Kidney Week

Abstract: SA-PO110

Protein O-GlcNAcylation Regulates Renal Lipolysis During Fasting and Diabetes

Session Information

• Diabetic Kidney Disease: Basic - III
  October 27, 2018 | Location: Exhibit Hall, San Diego Convention Center
  Abstract Time: 10:00 AM - 12:00 PM

Category: Diabetic Kidney Disease

• 601 Diabetic Kidney Disease: Basic

Authors

• Sugahara, Sho, Shiga University of Medical Science, Otsu, SHIGA, Japan

Sho Sugahara,

• Kume, Shinji, Shiga University of Medical Science, Otsu, SHIGA, Japan

Shinji Kume,

• Yamahara, Kosuke, Shiga University of Medical Science, Otsu, SHIGA, Japan

Kosuke Yamahara,

• Yamahara, Mako, Shiga University of Medical Science, Otsu, SHIGA, Japan

Mako Yamahara,

• Takeda, Naoko, Shiga University of Medical Science, Otsu, SHIGA, Japan

Naoko Takeda,

• Osawa, Norihisa, Shiga University of Medical Science, Otsu, SHIGA, Japan

Norihisa Osawa,

• Kanasaki, Masami, Shiga University of Medical Science, Otsu, SHIGA, Japan

Masami Kanasaki,

• Yanagita, Motoko, Department of Nephrology, Kyoto University Graduate School of Medicine, Kyoto, Japan

Motoko Yanagita,

• Araki, Shin-ichi, Shiga University of Medical Science, Otsu, SHIGA, Japan

Shin-ichi Araki,

• Maegawa, Hiroshi, Shiga University of Medical Science, Otsu, SHIGA, Japan

Hiroshi Maegawa,

Background

Energy metabolism in kidney proximal tubular cells (PTCs) is unique because their ATP production largely depends on lipolysis rather than glycolysis, regardless of feeding or fasting.
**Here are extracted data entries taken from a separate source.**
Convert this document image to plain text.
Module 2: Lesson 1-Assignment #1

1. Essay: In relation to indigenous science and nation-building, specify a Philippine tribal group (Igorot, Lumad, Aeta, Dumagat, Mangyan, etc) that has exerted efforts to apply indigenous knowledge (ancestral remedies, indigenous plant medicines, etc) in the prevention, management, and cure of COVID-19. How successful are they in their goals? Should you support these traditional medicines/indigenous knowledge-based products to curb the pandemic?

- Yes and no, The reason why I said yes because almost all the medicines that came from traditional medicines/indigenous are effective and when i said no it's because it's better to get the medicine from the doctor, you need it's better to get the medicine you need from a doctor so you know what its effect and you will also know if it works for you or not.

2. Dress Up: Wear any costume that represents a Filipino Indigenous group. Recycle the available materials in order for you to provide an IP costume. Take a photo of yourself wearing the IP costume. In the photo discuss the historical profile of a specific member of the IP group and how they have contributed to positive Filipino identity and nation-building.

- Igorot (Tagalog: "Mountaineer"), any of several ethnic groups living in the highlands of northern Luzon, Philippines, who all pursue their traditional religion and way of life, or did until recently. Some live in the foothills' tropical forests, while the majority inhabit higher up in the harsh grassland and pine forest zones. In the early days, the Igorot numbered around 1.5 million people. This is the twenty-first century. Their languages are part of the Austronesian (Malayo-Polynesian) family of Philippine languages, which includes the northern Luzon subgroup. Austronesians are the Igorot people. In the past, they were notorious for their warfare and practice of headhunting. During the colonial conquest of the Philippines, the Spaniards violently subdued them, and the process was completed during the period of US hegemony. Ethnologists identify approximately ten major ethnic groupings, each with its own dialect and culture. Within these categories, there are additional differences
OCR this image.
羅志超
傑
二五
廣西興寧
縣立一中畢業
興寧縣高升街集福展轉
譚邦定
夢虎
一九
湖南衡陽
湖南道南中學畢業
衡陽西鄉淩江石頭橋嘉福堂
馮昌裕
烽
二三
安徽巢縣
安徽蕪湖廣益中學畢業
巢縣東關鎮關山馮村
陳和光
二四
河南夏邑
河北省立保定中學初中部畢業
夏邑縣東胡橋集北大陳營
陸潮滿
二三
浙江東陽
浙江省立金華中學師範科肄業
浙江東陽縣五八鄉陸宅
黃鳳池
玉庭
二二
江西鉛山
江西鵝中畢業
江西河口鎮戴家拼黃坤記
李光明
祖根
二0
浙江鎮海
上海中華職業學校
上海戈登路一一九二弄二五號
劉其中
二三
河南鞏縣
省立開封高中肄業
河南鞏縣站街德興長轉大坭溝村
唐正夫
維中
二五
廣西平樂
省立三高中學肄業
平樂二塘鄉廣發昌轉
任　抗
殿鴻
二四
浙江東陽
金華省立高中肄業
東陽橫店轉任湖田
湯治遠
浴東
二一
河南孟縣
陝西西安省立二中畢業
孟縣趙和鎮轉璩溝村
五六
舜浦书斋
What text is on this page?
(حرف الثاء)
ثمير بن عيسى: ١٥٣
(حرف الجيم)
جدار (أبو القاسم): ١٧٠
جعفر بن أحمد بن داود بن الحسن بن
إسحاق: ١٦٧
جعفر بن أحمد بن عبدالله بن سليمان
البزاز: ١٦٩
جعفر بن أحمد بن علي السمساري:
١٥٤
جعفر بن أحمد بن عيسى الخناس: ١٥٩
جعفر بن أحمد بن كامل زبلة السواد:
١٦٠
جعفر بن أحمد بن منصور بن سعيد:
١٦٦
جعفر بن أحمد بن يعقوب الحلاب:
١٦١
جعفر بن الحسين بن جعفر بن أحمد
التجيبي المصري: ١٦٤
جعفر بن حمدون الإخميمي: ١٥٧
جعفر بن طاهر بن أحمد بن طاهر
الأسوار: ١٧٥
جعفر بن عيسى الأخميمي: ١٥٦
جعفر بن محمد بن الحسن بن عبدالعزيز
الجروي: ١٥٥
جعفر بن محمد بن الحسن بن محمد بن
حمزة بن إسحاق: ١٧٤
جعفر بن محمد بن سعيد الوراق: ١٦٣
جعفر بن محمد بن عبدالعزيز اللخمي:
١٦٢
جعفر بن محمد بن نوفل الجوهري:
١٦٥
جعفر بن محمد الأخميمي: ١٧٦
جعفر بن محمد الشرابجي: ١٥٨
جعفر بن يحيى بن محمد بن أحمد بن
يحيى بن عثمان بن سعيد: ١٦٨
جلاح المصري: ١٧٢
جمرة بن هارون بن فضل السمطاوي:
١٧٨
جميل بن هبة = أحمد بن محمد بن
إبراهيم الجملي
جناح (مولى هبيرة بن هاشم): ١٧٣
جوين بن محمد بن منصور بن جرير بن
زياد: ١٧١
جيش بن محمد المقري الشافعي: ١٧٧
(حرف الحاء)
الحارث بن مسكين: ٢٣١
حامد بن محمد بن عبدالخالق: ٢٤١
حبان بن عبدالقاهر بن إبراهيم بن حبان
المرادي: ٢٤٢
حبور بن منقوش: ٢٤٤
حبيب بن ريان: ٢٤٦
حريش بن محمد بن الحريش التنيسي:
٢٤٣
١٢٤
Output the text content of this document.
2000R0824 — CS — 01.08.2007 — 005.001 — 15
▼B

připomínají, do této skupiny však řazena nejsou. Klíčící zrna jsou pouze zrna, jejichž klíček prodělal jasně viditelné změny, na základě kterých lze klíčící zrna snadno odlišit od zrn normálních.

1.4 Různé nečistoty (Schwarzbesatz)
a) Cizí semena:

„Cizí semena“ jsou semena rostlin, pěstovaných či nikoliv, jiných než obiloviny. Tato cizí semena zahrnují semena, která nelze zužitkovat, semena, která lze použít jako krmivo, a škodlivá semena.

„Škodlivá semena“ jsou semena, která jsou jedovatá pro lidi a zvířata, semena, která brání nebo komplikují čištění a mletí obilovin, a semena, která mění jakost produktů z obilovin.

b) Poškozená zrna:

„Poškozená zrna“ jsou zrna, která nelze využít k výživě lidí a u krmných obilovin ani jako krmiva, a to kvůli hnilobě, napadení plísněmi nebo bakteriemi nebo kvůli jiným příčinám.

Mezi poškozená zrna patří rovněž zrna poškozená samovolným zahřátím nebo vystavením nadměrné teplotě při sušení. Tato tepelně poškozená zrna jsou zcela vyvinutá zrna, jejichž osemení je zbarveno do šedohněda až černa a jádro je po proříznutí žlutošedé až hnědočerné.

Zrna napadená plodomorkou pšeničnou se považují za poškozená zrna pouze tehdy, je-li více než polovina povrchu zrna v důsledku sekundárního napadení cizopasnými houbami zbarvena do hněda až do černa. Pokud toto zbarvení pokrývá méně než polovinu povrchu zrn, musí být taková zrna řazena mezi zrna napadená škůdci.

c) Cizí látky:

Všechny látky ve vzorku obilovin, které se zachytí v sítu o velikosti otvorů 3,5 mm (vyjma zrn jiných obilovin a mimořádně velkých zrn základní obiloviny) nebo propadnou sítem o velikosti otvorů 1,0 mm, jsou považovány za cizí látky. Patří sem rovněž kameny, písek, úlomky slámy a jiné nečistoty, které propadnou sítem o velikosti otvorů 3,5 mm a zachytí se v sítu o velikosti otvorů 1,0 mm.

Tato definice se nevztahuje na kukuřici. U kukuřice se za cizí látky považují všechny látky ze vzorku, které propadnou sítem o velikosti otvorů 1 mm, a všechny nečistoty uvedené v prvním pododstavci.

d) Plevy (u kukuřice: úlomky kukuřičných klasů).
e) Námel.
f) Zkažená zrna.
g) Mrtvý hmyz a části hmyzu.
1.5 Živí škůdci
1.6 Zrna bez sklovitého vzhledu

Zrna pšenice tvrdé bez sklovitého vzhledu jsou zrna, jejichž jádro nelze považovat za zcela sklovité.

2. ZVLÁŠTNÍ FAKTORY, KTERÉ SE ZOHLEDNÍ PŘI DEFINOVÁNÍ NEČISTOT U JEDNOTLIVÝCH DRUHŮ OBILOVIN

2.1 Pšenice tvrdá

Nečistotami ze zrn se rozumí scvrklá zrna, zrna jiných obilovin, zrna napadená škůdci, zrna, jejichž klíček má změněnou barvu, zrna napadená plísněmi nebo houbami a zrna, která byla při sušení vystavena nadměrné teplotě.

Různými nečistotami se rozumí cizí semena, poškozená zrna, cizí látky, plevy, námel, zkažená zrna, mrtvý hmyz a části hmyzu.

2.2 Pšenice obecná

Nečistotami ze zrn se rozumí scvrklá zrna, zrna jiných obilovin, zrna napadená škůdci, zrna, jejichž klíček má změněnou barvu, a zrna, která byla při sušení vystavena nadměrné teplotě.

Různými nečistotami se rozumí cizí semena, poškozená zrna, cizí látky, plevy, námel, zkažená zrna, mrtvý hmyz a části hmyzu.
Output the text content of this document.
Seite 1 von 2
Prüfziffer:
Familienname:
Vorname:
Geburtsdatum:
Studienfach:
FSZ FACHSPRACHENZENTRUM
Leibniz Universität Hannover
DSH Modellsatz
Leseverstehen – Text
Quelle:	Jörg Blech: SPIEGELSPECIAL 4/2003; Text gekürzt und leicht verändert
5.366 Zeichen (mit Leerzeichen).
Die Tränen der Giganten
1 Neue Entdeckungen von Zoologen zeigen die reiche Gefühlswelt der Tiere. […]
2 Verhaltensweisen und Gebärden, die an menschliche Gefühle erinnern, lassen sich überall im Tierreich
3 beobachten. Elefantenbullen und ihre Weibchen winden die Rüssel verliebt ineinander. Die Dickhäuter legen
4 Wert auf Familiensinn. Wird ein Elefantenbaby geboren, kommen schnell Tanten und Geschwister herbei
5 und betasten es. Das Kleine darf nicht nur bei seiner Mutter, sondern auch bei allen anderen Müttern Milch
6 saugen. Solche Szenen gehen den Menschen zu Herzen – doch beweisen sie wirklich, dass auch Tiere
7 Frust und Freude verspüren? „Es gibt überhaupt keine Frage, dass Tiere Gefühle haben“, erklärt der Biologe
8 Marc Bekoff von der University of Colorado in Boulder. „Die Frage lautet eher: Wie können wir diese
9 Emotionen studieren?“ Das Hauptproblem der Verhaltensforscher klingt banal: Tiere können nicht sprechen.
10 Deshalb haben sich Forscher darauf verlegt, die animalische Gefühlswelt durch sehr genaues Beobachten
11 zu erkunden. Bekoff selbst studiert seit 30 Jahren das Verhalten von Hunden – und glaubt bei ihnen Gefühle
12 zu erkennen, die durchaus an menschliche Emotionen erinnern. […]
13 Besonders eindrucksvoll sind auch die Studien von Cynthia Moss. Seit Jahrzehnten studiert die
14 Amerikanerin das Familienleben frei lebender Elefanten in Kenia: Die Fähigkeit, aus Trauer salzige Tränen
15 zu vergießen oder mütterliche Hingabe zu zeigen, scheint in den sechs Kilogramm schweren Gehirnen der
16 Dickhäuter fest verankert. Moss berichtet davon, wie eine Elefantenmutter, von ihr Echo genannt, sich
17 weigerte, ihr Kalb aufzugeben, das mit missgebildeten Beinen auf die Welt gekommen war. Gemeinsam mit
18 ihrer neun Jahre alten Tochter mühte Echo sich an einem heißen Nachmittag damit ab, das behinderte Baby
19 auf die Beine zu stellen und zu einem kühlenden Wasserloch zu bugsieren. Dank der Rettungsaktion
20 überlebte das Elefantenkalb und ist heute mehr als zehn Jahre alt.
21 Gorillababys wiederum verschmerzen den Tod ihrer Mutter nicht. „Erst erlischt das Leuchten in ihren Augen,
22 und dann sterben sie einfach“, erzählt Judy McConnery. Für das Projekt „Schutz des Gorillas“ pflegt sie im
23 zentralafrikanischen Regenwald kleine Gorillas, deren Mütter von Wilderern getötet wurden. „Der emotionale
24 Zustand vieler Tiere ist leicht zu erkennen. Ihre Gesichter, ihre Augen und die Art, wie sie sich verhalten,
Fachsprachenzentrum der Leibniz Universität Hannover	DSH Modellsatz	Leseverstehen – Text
Furthermore, disrupted renal lipolysis is involved in the pathogenesis of tubular damage in various kidney diseases including diabetic kidney disease. Thus, elucidating detailed mechanisms of renal fatty acid metabolism should contribute to a novel therapy for kidney diseases. O-GlcNAcylation is a post-translational modification and acts an intracellular nutrient sensor. This study was designed to examine the role of O-GlcNAcylation in renal fatty acid metabolism under fasting and diabetes.

Methods

O-GlcNAc transferase (Ogt) is the sole enzyme for O-GlcNAcylation.We generated inducible PTC-specific Ogt-knockout mice (PTC-Ogt^y/-mice) by crossbreeding female Ogt^f/fmice with male tamoxifen-inducible PTC-specific Cre transgenic mice (NDRG1-CreER^T2mice), and analyzed their renal phenotype under fasting and high fat diet (HFD)-induced obese diabetes.

Results

PTC-Ogt^y/-mice showed no significant renal phenotype under ad-libitum feeding condition, but showed significant increases in urinary excretions of albumin, glucose and various ions after 48 hours fasting. Cellular apoptosis, significant intracellular lipid droplet accumulation, mitochondrial fragmentation and decreased ATP contents in renal cortex were observed in PTCs of fasted PTC-Ogt^y/-mice. Furthermore, PTC-Ogt^y/-mice developed severe tubular cell damage under HFD-induced obesity diabetic condition. Proteomic analysis revealed that PTC-Ogt^y/-mice showed significant change in lipid metabolism pathway and dramatic decrease in protein expression level of a neutral lipid esterase, Carboxilesterase-1 (CES-1), which was associated with decreased activity in Farnesoid X receptor (FXR).

Conclusion

Protein O-GlcNAcylation is essential for maintaining renal lipolysis under fasting and obesity diabetic condition through regulating FXR-CES1 axis.